Tampilkan postingan dengan label makam Rosulullah. Tampilkan semua postingan
Tampilkan postingan dengan label makam Rosulullah. Tampilkan semua postingan

Jumat, 19 Juli 2013

PYPD - 35. BERTABARRUK DENGAN MAKAM ROSULULLAOH SAW *)








Oleh Sayyid Muhammad Alawi Al-Maliki



Beberapa saat menjelang wafatnya, Umar bin Khatthab ra mengutus puteranya, Abdullah : “Temuilah Ummul Mukminin Aisyah ra dan sampaikan salam Umar kepadanya, jangan kamu katakan salam dari Amirul Mukminin. Karena hari ini aku mengutusmu bukan atas nama Amirul mukminin (tetapi atas nama pribadi). Kemudian katakan kepadanya, bahwa Umar bin Khatthab memohon izin agar jenazahnya nanti dikuburkan di samping makam kedua sahabatnya”.

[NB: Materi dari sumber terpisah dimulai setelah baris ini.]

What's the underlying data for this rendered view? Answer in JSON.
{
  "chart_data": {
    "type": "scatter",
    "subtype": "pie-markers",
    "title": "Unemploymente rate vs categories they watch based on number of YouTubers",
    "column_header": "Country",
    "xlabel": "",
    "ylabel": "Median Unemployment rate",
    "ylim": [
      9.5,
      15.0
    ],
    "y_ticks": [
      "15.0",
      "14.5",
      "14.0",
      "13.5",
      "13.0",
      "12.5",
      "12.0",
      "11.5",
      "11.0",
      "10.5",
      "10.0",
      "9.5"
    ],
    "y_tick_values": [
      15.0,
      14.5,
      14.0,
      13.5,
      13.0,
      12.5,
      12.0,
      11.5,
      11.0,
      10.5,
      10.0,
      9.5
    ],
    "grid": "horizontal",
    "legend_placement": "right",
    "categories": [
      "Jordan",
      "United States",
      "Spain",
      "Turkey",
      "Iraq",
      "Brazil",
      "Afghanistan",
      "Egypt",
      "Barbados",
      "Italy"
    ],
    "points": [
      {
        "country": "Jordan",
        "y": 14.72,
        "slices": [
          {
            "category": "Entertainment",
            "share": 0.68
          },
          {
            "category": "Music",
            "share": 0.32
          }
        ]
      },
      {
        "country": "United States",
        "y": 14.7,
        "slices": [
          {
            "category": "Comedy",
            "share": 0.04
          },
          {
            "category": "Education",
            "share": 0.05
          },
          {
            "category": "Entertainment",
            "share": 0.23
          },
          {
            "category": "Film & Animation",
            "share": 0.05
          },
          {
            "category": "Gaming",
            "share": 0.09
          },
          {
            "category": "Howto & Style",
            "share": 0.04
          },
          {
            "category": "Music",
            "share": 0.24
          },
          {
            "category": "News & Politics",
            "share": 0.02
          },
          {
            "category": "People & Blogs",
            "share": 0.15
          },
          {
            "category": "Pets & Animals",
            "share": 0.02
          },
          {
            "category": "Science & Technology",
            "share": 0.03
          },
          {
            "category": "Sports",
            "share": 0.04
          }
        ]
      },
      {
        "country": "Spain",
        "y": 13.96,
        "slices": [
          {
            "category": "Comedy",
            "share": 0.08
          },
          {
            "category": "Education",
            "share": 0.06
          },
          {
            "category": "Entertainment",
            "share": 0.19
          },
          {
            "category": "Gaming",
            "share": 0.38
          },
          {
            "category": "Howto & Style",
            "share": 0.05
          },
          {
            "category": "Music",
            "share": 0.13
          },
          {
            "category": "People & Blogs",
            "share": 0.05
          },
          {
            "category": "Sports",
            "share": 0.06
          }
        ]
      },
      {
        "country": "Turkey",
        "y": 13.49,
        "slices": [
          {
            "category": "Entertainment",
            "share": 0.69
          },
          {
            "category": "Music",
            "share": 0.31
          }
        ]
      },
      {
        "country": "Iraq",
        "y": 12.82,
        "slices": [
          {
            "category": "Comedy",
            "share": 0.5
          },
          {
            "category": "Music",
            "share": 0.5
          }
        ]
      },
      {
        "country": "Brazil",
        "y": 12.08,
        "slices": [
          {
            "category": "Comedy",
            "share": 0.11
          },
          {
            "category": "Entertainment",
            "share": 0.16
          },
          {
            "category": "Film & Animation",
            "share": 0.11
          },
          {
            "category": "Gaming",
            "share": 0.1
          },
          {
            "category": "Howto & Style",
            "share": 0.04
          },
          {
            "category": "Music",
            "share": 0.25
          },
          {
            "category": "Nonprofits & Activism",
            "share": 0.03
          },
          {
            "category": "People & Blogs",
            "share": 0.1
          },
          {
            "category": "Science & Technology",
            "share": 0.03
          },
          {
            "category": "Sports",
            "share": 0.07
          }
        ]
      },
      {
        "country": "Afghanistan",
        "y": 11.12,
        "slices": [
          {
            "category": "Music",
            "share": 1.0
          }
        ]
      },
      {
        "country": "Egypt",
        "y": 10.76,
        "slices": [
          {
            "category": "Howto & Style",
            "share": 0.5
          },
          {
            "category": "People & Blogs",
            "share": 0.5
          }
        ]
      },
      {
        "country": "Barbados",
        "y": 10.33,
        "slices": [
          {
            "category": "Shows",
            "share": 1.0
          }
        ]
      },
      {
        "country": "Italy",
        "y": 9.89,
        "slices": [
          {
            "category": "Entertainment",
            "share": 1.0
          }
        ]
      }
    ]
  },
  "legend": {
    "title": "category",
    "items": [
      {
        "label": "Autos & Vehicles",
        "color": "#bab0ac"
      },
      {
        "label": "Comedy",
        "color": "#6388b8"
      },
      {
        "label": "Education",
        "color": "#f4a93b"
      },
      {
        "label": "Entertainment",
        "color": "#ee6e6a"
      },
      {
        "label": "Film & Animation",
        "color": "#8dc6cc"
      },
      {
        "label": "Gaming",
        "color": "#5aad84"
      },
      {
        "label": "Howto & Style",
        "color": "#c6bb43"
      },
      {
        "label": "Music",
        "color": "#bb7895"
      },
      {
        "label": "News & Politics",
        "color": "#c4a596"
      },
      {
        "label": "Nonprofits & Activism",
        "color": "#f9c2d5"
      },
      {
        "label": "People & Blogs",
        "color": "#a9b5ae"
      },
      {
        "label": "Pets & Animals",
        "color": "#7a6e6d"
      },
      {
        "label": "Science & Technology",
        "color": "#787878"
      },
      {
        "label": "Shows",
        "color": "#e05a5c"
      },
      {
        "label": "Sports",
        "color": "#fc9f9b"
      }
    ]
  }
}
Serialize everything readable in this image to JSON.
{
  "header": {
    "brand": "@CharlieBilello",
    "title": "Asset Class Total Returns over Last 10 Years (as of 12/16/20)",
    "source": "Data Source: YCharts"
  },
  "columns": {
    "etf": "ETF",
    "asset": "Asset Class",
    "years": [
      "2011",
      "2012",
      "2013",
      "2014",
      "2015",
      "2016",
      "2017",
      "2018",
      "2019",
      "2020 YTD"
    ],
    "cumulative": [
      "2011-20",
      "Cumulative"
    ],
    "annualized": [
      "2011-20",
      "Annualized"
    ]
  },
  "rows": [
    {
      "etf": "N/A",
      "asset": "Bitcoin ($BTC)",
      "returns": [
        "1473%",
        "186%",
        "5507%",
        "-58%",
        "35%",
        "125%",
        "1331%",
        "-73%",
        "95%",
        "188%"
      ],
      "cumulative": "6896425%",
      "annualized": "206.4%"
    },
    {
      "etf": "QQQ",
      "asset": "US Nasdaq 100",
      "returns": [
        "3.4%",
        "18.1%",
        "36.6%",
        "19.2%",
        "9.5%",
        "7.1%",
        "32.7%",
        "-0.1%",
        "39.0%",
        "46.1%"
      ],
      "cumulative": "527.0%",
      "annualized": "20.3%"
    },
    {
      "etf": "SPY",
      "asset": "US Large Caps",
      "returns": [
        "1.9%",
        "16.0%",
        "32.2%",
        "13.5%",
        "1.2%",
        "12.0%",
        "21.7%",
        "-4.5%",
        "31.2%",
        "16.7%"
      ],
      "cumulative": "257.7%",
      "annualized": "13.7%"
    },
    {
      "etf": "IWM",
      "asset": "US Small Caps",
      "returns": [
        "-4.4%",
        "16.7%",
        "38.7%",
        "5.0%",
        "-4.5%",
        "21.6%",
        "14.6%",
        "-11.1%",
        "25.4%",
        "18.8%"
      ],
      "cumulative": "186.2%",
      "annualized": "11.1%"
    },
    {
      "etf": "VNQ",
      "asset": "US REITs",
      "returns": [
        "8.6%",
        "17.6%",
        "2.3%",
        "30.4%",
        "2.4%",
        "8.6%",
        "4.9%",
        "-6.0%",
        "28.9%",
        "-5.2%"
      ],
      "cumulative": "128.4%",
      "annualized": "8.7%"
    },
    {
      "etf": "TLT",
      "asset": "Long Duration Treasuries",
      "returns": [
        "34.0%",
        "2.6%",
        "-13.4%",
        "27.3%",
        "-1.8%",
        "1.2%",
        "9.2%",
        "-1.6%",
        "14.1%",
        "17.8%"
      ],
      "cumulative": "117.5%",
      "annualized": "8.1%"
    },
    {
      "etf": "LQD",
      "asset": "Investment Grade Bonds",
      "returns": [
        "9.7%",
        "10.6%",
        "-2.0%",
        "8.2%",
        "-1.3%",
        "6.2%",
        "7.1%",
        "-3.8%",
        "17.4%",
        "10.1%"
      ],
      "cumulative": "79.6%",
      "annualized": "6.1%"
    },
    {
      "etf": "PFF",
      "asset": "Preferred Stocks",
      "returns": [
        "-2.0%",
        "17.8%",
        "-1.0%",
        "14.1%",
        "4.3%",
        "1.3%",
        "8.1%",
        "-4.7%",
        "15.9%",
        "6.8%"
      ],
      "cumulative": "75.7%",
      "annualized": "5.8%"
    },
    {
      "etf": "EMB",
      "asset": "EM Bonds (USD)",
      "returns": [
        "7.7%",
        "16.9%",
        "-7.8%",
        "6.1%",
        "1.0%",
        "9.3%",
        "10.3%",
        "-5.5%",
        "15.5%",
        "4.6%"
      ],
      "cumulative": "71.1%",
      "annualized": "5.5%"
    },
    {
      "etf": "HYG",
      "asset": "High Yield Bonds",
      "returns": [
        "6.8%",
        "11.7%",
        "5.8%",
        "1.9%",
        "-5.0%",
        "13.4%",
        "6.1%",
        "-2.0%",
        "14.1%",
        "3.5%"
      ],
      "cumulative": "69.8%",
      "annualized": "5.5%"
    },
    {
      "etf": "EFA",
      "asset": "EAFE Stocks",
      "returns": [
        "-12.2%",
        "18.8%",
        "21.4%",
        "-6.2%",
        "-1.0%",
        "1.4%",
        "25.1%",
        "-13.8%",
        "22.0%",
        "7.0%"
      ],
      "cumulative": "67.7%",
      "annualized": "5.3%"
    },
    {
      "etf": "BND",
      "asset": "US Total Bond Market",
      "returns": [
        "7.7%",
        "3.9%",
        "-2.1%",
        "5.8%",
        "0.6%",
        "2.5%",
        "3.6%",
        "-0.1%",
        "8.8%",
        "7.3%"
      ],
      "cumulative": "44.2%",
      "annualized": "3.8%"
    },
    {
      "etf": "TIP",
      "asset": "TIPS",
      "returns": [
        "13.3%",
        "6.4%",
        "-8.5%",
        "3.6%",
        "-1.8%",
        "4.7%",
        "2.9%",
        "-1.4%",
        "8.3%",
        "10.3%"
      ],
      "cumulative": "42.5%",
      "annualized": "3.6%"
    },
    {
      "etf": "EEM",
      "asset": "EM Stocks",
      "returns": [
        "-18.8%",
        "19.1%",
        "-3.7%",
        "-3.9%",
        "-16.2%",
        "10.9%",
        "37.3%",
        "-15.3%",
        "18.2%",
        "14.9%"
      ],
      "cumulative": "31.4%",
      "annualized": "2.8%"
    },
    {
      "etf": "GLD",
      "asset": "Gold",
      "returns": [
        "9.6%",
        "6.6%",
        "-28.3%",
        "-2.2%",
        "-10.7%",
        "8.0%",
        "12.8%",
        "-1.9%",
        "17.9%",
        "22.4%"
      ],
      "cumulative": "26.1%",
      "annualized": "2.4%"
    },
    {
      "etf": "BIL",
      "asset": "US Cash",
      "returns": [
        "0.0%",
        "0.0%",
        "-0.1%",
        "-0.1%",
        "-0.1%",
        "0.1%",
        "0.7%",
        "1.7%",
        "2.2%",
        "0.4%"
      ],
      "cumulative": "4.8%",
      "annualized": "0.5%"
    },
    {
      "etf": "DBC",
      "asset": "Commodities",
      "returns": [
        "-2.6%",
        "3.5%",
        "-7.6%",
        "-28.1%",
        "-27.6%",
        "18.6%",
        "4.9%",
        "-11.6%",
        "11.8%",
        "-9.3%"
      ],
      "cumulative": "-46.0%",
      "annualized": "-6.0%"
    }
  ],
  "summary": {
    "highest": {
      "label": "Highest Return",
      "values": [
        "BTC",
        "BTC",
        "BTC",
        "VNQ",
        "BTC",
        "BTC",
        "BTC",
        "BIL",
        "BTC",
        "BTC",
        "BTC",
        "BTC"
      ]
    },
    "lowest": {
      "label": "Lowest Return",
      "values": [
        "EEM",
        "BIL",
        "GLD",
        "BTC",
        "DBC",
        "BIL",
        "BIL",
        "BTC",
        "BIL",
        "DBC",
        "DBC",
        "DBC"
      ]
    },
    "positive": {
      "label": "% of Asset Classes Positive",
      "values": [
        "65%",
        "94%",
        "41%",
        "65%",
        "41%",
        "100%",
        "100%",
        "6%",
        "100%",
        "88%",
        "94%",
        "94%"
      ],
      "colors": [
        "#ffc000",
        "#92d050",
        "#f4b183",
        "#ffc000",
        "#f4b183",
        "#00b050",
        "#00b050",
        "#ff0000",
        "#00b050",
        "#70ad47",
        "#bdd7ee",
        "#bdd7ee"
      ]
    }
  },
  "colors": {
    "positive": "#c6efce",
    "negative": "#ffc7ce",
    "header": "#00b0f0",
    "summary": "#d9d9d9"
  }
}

Abdullah bin Umar melaksanakan apa yang diperintahkan ayahnya itu. Sesampainya di rumah Aisyah ra, ia memohon diperbolehkan masuk ke rumahnya seraya mengucapkan salam. Setelah masuk, ia menyaksikan Aisyah sedang menangis dan beberapa saat setelahnya ia berkata kepadanya: “Umar bin Khatthab ra mengirimkan salam untukmu dan memohon kepadamu agar dipersolehkan jenazahnya nanti dikuburkan di samping makam kedua sahabatnya”. Jawab Aisyah : “Sebenarnya aku sendiri juga menginginkan dikuburkan di tempat ini. Sesungguhnya pada hari ini aku utamakan diriku sendiri”.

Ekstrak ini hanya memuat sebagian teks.